KPI: TV Kabel dan Parabola Berlangganan Kloning FTA Tanpa Izin Langgar Undang-Undang
A
A
A
JAKARTA - Komisi Penyiaran Indonesia menegaskan, TV Kabel dan parabola berlangganan harus mendapatkan persetujuan hak siar dari pemilik materi siaran Lembaga Penyiaran Swasta (FTA) bila akan menayangkan materi siaran FTA.
Koordinator Bidang Kelembagaan KPI Pusat Irsyal Ambiya menjelaskan hal itu dikarenakan setiap lembaga penyiaran harus mencantumkan hak siarnya secara jelas.
Senada dengan Irsyal, Koordinator Bidang Pengelolaan Struktur dan Sistem Penyiaran (PS2P) KPID DKI Jakarta Tri Andry meminta kepada lembaga penyiaran agar sebelum melakukan aktivitas penyiaran, maka seluruh materi siaran atau mata program acara wajib memiliki persetujuan hak menyiarkan dari lembaga penyiaran pemilik materi siaran.

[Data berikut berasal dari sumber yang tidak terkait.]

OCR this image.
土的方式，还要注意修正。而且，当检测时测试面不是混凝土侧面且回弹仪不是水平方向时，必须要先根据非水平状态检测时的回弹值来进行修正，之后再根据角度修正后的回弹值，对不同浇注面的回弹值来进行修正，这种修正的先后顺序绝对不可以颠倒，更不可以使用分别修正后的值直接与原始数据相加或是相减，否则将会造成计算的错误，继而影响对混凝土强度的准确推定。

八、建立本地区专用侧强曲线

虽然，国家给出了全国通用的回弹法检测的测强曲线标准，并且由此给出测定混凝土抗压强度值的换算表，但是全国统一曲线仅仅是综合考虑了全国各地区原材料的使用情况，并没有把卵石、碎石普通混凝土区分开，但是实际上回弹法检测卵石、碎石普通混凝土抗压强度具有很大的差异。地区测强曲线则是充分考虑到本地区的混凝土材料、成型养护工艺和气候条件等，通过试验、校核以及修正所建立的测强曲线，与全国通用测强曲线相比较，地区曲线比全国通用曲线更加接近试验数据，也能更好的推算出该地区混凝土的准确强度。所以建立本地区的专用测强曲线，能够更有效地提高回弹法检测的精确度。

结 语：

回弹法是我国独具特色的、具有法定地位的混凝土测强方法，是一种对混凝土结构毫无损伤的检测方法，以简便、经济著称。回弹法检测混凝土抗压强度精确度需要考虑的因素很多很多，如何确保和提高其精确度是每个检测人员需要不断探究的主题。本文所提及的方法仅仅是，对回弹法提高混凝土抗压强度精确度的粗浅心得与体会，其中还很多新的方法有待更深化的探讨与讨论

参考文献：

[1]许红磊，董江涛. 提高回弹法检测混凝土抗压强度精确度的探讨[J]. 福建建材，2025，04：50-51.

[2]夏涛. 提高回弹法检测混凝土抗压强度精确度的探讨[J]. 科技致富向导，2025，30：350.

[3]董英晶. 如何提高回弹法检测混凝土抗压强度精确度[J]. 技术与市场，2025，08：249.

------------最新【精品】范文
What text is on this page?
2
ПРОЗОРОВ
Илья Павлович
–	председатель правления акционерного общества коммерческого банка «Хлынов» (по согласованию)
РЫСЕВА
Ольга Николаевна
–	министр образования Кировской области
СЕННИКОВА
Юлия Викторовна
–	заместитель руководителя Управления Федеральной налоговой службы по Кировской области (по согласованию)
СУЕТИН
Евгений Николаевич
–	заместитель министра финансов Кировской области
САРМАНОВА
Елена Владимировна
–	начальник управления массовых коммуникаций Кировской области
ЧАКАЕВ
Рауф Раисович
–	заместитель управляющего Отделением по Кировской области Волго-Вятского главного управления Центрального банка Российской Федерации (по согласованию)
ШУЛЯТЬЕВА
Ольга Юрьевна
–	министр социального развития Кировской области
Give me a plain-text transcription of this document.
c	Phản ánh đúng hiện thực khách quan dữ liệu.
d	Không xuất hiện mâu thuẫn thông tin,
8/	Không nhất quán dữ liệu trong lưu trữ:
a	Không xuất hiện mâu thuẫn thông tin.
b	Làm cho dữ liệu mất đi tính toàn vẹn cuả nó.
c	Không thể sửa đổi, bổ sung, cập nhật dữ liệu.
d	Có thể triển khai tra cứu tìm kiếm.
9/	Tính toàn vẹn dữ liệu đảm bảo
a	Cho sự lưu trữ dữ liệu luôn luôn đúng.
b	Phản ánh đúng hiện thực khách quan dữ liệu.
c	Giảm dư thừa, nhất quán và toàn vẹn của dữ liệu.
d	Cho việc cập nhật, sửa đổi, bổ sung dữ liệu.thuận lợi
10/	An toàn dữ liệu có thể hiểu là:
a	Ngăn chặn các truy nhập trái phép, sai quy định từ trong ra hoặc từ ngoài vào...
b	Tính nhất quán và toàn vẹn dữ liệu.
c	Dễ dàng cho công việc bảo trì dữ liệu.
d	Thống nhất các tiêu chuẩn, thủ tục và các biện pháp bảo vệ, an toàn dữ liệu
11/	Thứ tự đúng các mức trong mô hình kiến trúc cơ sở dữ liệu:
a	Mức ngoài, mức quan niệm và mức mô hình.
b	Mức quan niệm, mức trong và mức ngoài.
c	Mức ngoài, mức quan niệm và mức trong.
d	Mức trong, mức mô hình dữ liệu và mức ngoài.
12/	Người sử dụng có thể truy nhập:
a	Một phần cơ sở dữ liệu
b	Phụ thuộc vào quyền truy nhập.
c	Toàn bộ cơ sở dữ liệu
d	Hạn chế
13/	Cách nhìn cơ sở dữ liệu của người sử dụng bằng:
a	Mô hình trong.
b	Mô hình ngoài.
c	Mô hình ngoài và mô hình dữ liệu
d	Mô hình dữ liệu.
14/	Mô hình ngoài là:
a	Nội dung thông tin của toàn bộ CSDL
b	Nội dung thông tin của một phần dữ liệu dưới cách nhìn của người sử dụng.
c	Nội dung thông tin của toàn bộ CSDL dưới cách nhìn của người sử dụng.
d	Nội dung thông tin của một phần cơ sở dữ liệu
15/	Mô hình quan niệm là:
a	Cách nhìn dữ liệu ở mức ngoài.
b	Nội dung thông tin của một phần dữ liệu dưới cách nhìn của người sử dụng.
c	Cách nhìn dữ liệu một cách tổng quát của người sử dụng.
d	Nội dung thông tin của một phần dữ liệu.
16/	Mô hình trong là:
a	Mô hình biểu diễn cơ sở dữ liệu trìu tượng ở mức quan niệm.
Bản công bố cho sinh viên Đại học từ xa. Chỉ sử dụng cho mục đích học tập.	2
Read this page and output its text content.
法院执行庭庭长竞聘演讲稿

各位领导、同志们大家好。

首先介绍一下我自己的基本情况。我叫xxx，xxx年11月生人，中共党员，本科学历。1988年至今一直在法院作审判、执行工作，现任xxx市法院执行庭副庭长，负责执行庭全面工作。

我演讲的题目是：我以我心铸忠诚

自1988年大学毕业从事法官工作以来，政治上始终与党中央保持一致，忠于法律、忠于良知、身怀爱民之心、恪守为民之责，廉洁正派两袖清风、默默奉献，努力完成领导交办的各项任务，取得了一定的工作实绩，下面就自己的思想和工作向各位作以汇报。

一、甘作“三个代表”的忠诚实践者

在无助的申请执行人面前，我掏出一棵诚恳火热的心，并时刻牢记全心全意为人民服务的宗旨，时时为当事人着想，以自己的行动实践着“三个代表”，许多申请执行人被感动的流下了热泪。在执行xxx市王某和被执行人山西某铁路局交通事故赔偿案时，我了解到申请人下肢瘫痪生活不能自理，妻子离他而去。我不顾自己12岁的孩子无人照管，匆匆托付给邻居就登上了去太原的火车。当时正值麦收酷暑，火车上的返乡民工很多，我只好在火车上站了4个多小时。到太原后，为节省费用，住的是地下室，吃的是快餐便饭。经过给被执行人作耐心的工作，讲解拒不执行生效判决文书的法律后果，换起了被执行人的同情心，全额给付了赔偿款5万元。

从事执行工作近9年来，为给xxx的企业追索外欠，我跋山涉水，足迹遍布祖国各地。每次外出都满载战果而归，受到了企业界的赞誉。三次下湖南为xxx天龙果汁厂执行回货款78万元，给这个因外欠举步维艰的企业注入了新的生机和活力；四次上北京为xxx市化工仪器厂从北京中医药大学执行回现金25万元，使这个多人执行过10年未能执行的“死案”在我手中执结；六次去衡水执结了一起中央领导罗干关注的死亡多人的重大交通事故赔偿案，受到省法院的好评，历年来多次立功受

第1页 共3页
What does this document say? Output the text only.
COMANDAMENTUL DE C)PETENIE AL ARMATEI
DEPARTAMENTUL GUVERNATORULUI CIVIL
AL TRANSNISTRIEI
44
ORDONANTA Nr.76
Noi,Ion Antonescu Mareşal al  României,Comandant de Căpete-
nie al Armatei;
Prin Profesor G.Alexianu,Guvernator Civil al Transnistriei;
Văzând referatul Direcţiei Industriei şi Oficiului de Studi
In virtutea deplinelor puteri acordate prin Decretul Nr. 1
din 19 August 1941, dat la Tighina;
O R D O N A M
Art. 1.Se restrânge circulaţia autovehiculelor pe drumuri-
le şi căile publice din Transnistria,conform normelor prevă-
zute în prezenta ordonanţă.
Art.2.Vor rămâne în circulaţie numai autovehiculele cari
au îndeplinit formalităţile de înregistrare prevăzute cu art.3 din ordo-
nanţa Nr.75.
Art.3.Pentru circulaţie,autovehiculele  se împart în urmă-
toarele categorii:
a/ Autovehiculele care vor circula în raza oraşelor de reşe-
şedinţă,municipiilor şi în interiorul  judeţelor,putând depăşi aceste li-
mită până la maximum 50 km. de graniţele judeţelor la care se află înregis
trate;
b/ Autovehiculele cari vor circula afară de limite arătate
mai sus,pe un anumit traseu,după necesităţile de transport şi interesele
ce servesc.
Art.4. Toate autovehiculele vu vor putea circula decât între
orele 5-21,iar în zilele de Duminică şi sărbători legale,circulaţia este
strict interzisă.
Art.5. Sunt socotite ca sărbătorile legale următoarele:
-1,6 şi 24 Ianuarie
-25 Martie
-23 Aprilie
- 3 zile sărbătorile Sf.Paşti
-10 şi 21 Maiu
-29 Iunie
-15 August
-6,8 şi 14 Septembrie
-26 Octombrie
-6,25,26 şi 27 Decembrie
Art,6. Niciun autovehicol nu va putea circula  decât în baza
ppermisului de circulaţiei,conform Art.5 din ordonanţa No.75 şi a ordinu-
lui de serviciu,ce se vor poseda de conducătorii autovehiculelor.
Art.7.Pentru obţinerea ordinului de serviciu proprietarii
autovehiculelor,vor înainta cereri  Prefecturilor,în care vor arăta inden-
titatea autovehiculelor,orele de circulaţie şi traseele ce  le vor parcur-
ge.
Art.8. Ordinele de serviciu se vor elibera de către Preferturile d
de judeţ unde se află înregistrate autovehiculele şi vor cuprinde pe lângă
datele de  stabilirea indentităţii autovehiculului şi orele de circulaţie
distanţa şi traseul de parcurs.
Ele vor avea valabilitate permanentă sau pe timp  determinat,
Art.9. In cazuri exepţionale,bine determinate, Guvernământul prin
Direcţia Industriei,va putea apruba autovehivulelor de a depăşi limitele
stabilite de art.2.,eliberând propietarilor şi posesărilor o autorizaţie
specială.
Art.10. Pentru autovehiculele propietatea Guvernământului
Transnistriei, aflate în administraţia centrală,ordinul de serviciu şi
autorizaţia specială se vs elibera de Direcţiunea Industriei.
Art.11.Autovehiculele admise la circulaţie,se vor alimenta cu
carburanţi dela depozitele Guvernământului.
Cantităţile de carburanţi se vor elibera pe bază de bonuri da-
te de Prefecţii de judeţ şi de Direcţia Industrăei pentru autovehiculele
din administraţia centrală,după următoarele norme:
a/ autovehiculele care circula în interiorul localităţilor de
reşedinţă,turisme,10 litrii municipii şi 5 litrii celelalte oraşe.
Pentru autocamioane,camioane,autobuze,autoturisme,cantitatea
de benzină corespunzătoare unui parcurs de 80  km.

"Tidak ada kompromi mengenai Hak Siar dan Hak Cipta," ujar Tri Andry dalam siaran pers resmi KPID DKI Jakarta, Sabtu 28 September 2019.
Artinya, lanjut Tri Andry, setiap lembaga penyiaran harus berkerja sesuai dengan Pasal 8 ayat 2 UU 32/2002 tentang Penyiaran. Hak Siar dan Hak Cipta atas suatu mata acara telah dilindungi dalam undang-undang tersebut.
"Yang dimaksud Hak Siar yakni hak yang dimiliki lembaga penyiaran untuk menyiarkan program dan acara tertentu yang diperoleh secara sah yang dimiliki Hak Cipta atau pencipta," katanya.
Tri Andry menegaskan kloning siaran oleh TV kabel tanpa izin tidak saja melanggar UU, namun sangat merugikan pemilik Hak Siar tersebut. Pemilik Hak Siar telah bekerja keras menghasilkan program acara, namun diedarkan seenaknya.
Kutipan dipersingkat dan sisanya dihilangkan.